Puncak kegiatan berlangsung dini hari ketika peserta menjalani jurit malam dengan mata tertutup kain kacu, dituntun para senior melewati lorong gelap untuk menemukan "blok bantara" sebagai simbol kelulusan. Suasana menegangkan sekaligus diwarnai gelak tawa, termasuk ketika seorang peserta salah membawa paving block dari jalanan karena keliru memahami instruksi.
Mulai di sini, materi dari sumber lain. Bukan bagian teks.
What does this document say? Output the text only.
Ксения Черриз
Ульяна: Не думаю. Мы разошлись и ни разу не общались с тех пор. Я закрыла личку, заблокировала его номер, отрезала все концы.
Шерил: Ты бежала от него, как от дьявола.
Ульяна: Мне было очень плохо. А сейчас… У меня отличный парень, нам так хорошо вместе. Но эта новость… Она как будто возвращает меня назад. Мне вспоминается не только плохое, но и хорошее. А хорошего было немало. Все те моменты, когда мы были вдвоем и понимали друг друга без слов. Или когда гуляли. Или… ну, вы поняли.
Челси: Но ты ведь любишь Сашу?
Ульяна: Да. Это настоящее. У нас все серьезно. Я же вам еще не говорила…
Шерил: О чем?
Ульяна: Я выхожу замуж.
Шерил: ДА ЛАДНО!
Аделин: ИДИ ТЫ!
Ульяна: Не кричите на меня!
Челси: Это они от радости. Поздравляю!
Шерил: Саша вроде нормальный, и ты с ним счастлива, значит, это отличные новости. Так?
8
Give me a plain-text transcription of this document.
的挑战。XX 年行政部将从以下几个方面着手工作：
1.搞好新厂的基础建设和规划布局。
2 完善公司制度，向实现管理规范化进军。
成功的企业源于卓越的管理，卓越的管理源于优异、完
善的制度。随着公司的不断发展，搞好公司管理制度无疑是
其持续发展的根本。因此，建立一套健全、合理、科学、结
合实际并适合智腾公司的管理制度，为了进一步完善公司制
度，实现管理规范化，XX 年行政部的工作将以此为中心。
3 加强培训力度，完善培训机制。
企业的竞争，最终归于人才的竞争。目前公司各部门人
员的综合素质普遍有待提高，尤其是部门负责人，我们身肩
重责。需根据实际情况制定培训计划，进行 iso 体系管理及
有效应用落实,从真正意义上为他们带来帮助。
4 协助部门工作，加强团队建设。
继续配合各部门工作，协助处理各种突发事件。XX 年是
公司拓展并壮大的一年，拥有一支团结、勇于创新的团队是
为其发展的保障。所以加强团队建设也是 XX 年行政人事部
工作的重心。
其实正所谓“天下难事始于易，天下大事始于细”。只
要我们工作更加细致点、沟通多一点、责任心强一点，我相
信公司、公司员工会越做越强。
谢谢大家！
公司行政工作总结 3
Setelah jurit malam, seluruh peserta yang berhasil resmi dilantik sebagai Pramuka Penegak Bantara melalui upacara khidmat yang berlangsung pukul 01.00 hingga 03.00 dini hari.

Hari ketiga ditutup dengan hiking rally sejauh sekitar tiga kilometer yang melewati lima pos tantangan, mulai dari sandi morse, baris-berbaris, pengetahuan kepramukaan, uji kemampuan indera, hingga pos basah-basahan yang diwarnai guyuran air dan teriakan yel-yel kelompok.


 

Syamil Irfan Fatoni, peserta kelas 10, mengaku mendapat banyak pelajaran berharga selama mengikuti rangkaian kegiatan ini. Baginya, setiap tantangan yang dihadapi selama tiga hari justru menjadi pengalaman yang tak terlupakan.

"Hari pertama cukup menegangkan, terutama saat pengecekan barang. Tapi dari situ saya belajar pentingnya persiapan dan tanggung jawab," ujarnya.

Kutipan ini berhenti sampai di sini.